Mantan Perawat Dihukum Klinik Solo Setelah Mengundurkan Diri, Ini Alasannya
Pengalaman Tita Delima yang Menghadapi Gugatan dari Mantan Tempat Kerja
Tita Delima, seorang perawat berusia 27 tahun, kini menghadapi tantangan hukum setelah meninggalkan pekerjaannya di sebuah klinik gigi di Solo Baru, Jawa Tengah. Ia dituduh melanggar kontrak kerja dan diminta untuk membayar ganti rugi senilai Rp 120 juta. Gugatan ini muncul setelah ia mengundurkan diri pada Desember 2024 dan memutuskan untuk menjalani usaha roti rumahan.
Sebelumnya, Tita bekerja selama hampir dua tahun sebagai perawat dengan kontrak berdurasi dua tahun. Namun, karena merasa tidak nyaman dalam lingkungan kerjanya, ia memutuskan untuk keluar lebih cepat, yaitu pada November 2024. Meski pemilik klinik menyetujui pengunduran dirinya, Tita tidak menerima gaji bulan terakhir sebesar Rp 2,4 juta sebagai bentuk penalti.

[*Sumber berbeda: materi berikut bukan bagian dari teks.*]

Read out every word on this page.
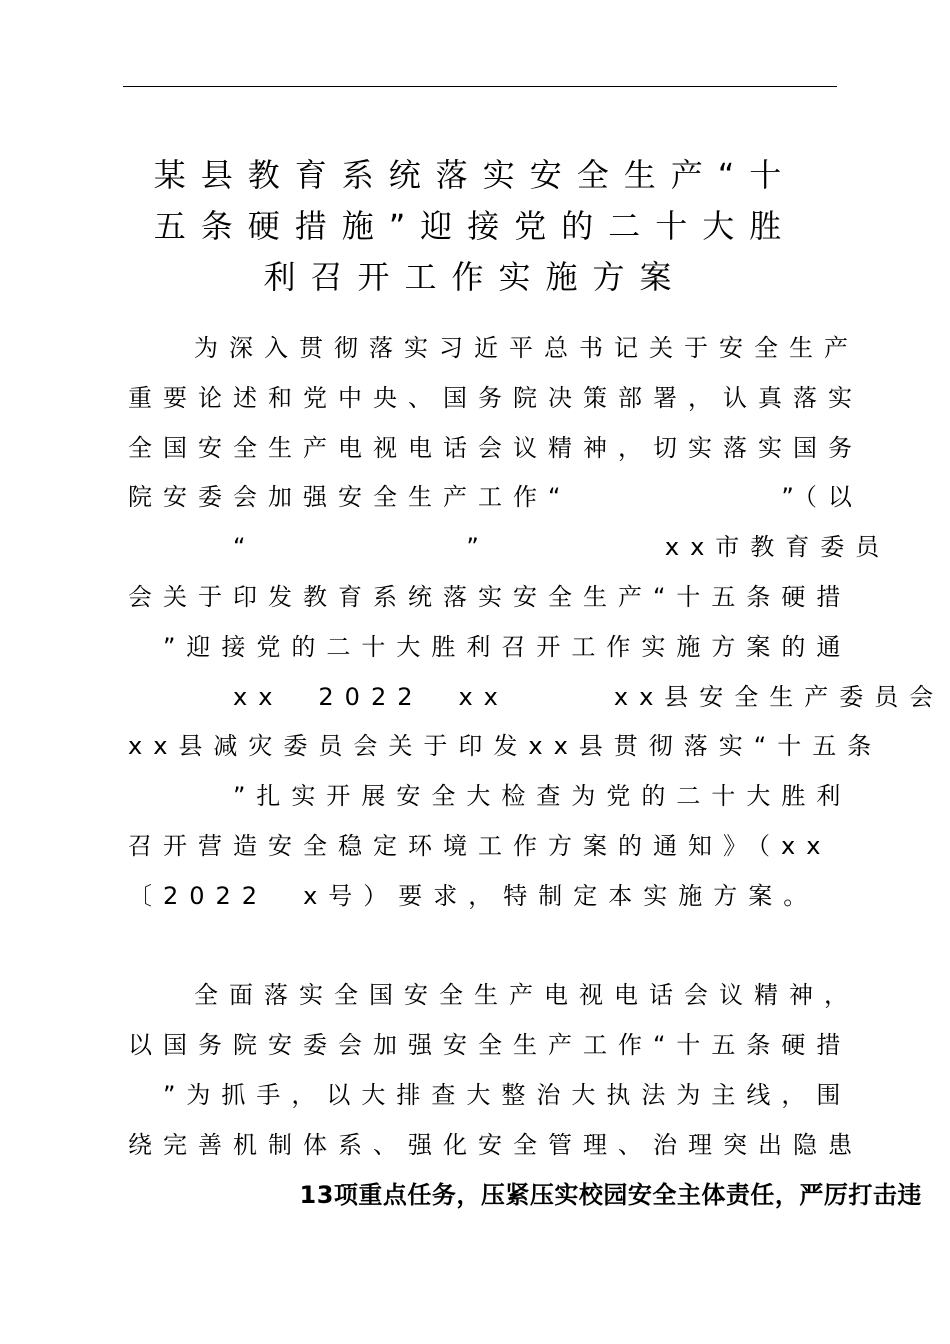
某县教育系统落实安全生产“十
五条硬措施”迎接党的二十大胜
利召开工作实施方案
为深入贯彻落实习近平总书记关于安全生产
重要论述和党中央、国务院决策部署，认真落实
全国安全生产电视电话会议精神，切实落实国务
院安委会加强安全生产工作“　　　　　　”（以
　　　“　　　　　　”　　　　　xx市教育委员
会关于印发教育系统落实安全生产“十五条硬措
　”迎接党的二十大胜利召开工作实施方案的通
　　　xx　2022　xx　　　xx县安全生产委员会
xx县减灾委员会关于印发xx县贯彻落实“十五条
　　　”扎实开展安全大检查为党的二十大胜利
召开营造安全稳定环境工作方案的通知》（xx
〔2022　x号）要求，特制定本实施方案。

全面落实全国安全生产电视电话会议精神，
以国务院安委会加强安全生产工作“十五条硬措
　”为抓手，以大排查大整治大执法为主线，围
绕完善机制体系、强化安全管理、治理突出隐患
　　　　　　　13项重点任务，压紧压实校园安全主体责任，严厉打击违
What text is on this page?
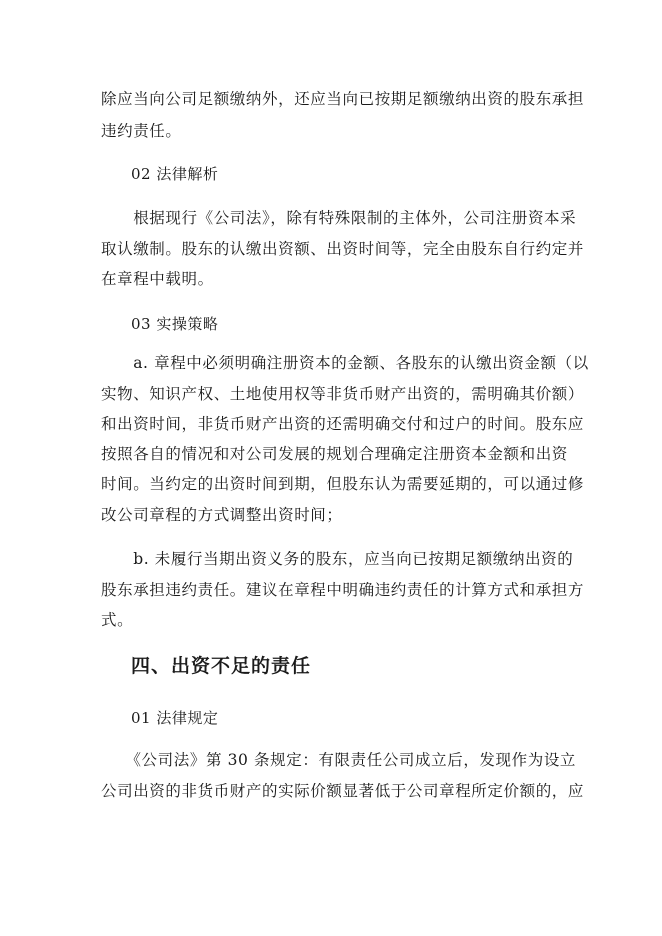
除应当向公司足额缴纳外，还应当向已按期足额缴纳出资的股东承担
违约责任。
02 法律解析
　　根据现行《公司法》，除有特殊限制的主体外，公司注册资本采
取认缴制。股东的认缴出资额、出资时间等，完全由股东自行约定并
在章程中载明。
03 实操策略
　　a. 章程中必须明确注册资本的金额、各股东的认缴出资金额（以
实物、知识产权、土地使用权等非货币财产出资的，需明确其价额）
和出资时间，非货币财产出资的还需明确交付和过户的时间。股东应
按照各自的情况和对公司发展的规划合理确定注册资本金额和出资
时间。当约定的出资时间到期，但股东认为需要延期的，可以通过修
改公司章程的方式调整出资时间；
　　b. 未履行当期出资义务的股东，应当向已按期足额缴纳出资的
股东承担违约责任。建议在章程中明确违约责任的计算方式和承担方
式。
四、出资不足的责任
01 法律规定
　　《公司法》第 30 条规定：有限责任公司成立后，发现作为设立
公司出资的非货币财产的实际价额显著低于公司章程所定价额的，应
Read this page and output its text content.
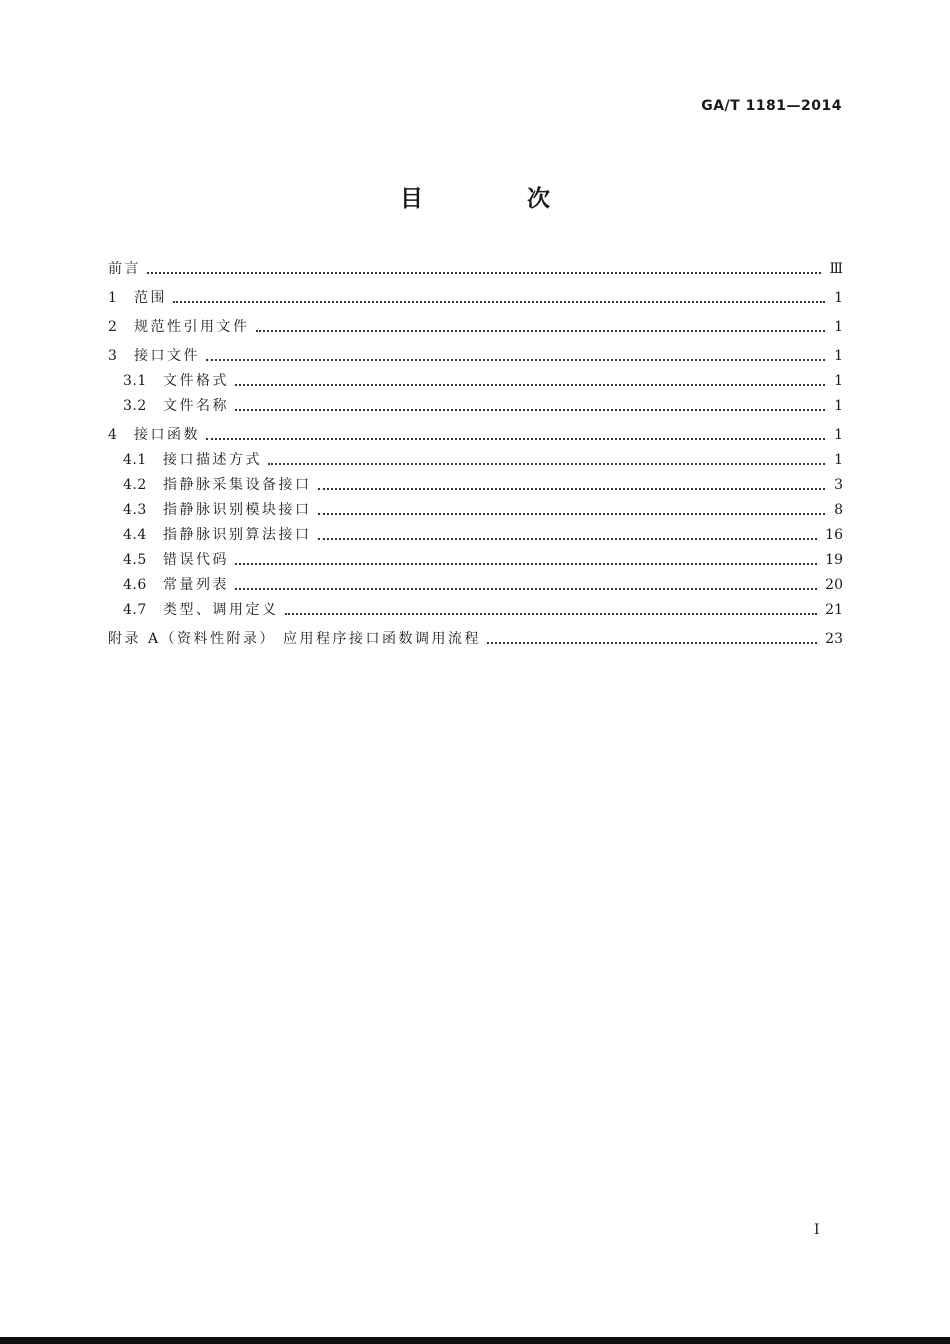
GA/T 1181—2014
目 次
前言	Ⅲ
1	范围	1
2	规范性引用文件	1
3	接口文件	1
3.1	文件格式	1
3.2	文件名称	1
4	接口函数	1
4.1	接口描述方式	1
4.2	指静脉采集设备接口	3
4.3	指静脉识别模块接口	8
4.4	指静脉识别算法接口	16
4.5	错误代码	19
4.6	常量列表	20
4.7	类型、调用定义	21
附录 A（资料性附录） 应用程序接口函数调用流程	23
I
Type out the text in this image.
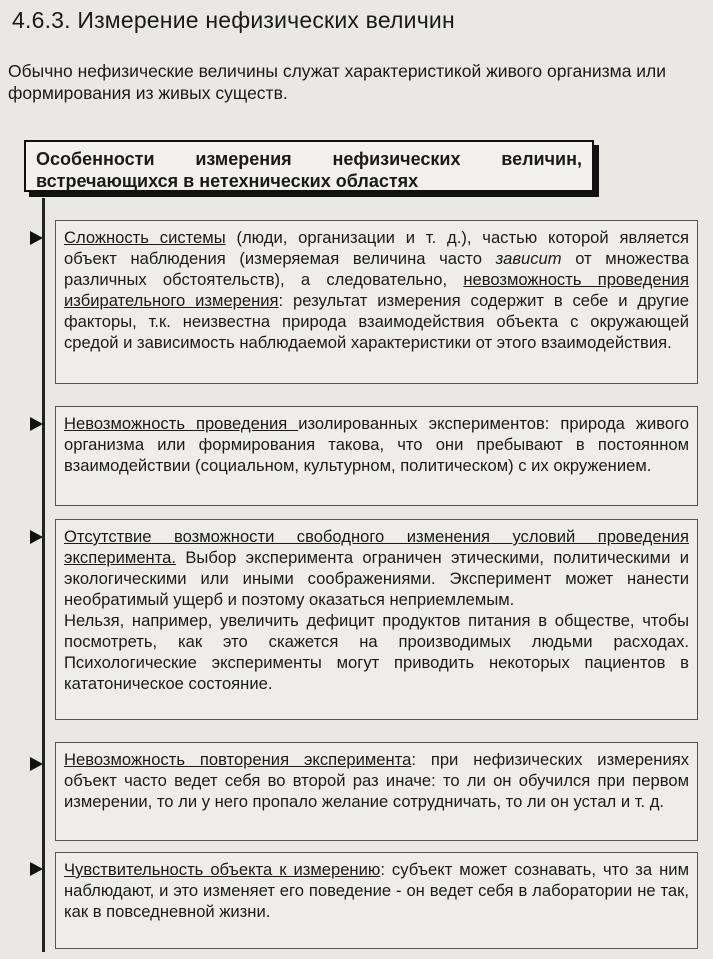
4.6.3. Измерение нефизических величин
Обычно нефизические величины служат характеристикой живого организма или формирования из живых существ.
Особенности измерения нефизических величин, встречающихся в нетехнических областях

Сложность системы (люди, организации и т. д.), частью которой является объект наблюдения (измеряемая величина часто зависит от множества различных обстоятельств), а следовательно, невозможность проведения избирательного измерения: результат измерения содержит в себе и другие факторы, т.к. неизвестна природа взаимодействия объекта с окружающей средой и зависимость наблюдаемой характеристики от этого взаимодействия.

Невозможность проведения изолированных экспериментов: природа живого организма или формирования такова, что они пребывают в постоянном взаимодействии (социальном, культурном, политическом) с их окружением.

Отсутствие возможности свободного изменения условий проведения эксперимента. Выбор эксперимента ограничен этическими, политическими и экологическими или иными соображениями. Эксперимент может нанести необратимый ущерб и поэтому оказаться неприемлемым.

Нельзя, например, увеличить дефицит продуктов питания в обществе, чтобы посмотреть, как это скажется на производимых людьми расходах. Психологические эксперименты могут приводить некоторых пациентов в кататоническое состояние.

Невозможность повторения эксперимента: при нефизических измерениях объект часто ведет себя во второй раз иначе: то ли он обучился при первом измерении, то ли у него пропало желание сотрудничать, то ли он устал и т. д.

Чувствительность объекта к измерению: субъект может сознавать, что за ним наблюдают, и это изменяет его поведение - он ведет себя в лаборатории не так, как в повседневной жизни.
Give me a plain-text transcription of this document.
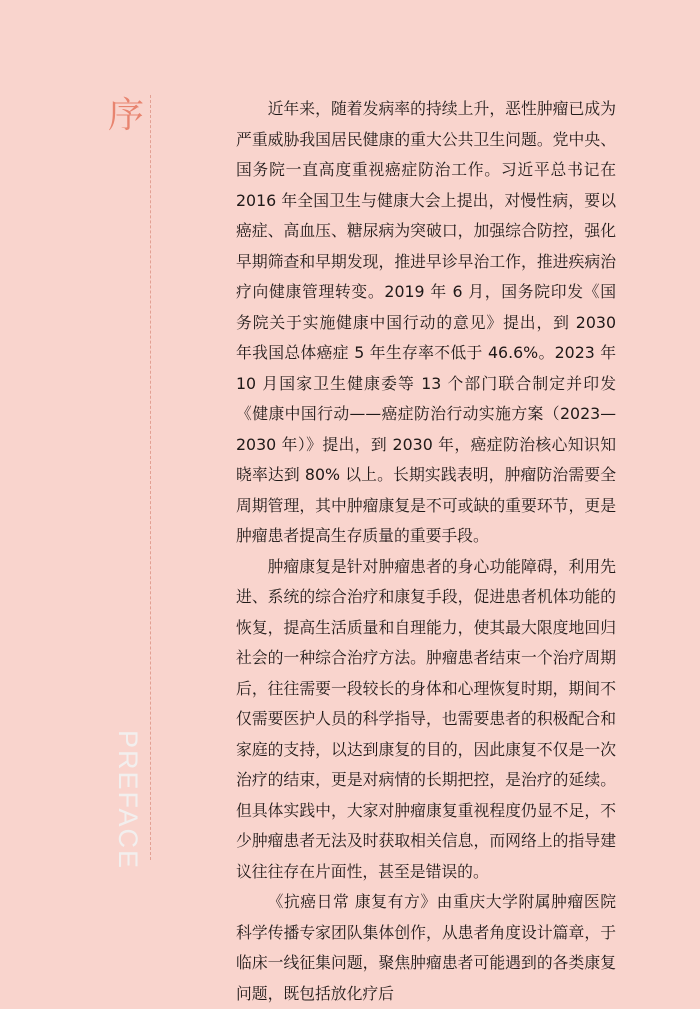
序
PREFACE

近年来，随着发病率的持续上升，恶性肿瘤已成为严重威胁我国居民健康的重大公共卫生问题。党中央、国务院一直高度重视癌症防治工作。习近平总书记在 2016 年全国卫生与健康大会上提出，对慢性病，要以癌症、高血压、糖尿病为突破口，加强综合防控，强化早期筛查和早期发现，推进早诊早治工作，推进疾病治疗向健康管理转变。2019 年 6 月，国务院印发《国务院关于实施健康中国行动的意见》提出，到 2030 年我国总体癌症 5 年生存率不低于 46.6%。2023 年 10 月国家卫生健康委等 13 个部门联合制定并印发《健康中国行动——癌症防治行动实施方案（2023—2030 年）》提出，到 2030 年，癌症防治核心知识知晓率达到 80% 以上。长期实践表明，肿瘤防治需要全周期管理，其中肿瘤康复是不可或缺的重要环节，更是肿瘤患者提高生存质量的重要手段。

肿瘤康复是针对肿瘤患者的身心功能障碍，利用先进、系统的综合治疗和康复手段，促进患者机体功能的恢复，提高生活质量和自理能力，使其最大限度地回归社会的一种综合治疗方法。肿瘤患者结束一个治疗周期后，往往需要一段较长的身体和心理恢复时期，期间不仅需要医护人员的科学指导，也需要患者的积极配合和家庭的支持，以达到康复的目的，因此康复不仅是一次治疗的结束，更是对病情的长期把控，是治疗的延续。但具体实践中，大家对肿瘤康复重视程度仍显不足，不少肿瘤患者无法及时获取相关信息，而网络上的指导建议往往存在片面性，甚至是错误的。

《抗癌日常 康复有方》由重庆大学附属肿瘤医院科学传播专家团队集体创作，从患者角度设计篇章，于临床一线征集问题，聚焦肿瘤患者可能遇到的各类康复问题，既包括放化疗后
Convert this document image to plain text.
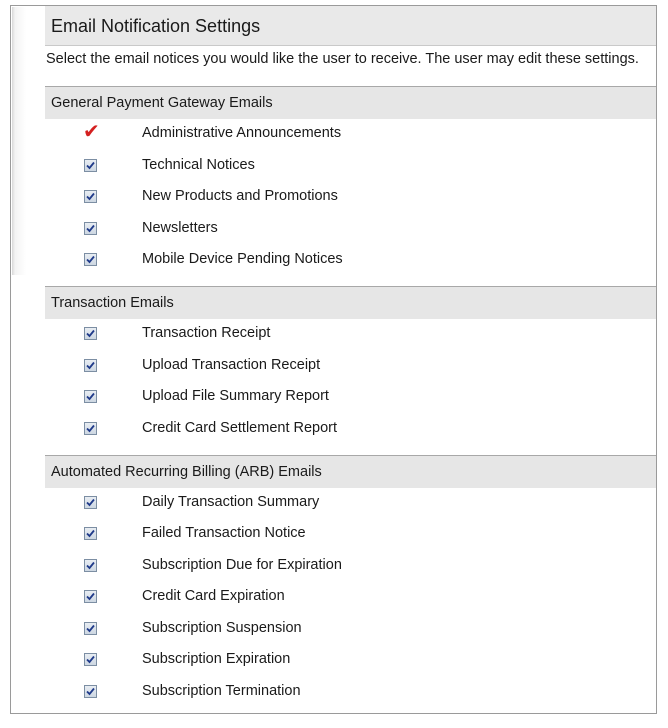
Email Notification Settings
Select the email notices you would like the user to receive. The user may edit these settings.
General Payment Gateway Emails
✔	Administrative Announcements
Technical Notices
New Products and Promotions
Newsletters
Mobile Device Pending Notices
Transaction Emails
Transaction Receipt
Upload Transaction Receipt
Upload File Summary Report
Credit Card Settlement Report
Automated Recurring Billing (ARB) Emails
Daily Transaction Summary
Failed Transaction Notice
Subscription Due for Expiration
Credit Card Expiration
Subscription Suspension
Subscription Expiration
Subscription Termination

Setelah meninggalkan klinik tersebut, Tita mulai fokus pada bisnis roti rumahannya. Salah satu pelanggannya adalah Klinik Gigi Symmetry, yang memesan nastar dan roti buatannya untuk pasien mereka. Namun, aktivitas ini menjadi masalah ketika mantan tempat kerjanya menganggap bahwa kegiatan Tita melanggar kontrak kerja yang pernah ia tanda tangani.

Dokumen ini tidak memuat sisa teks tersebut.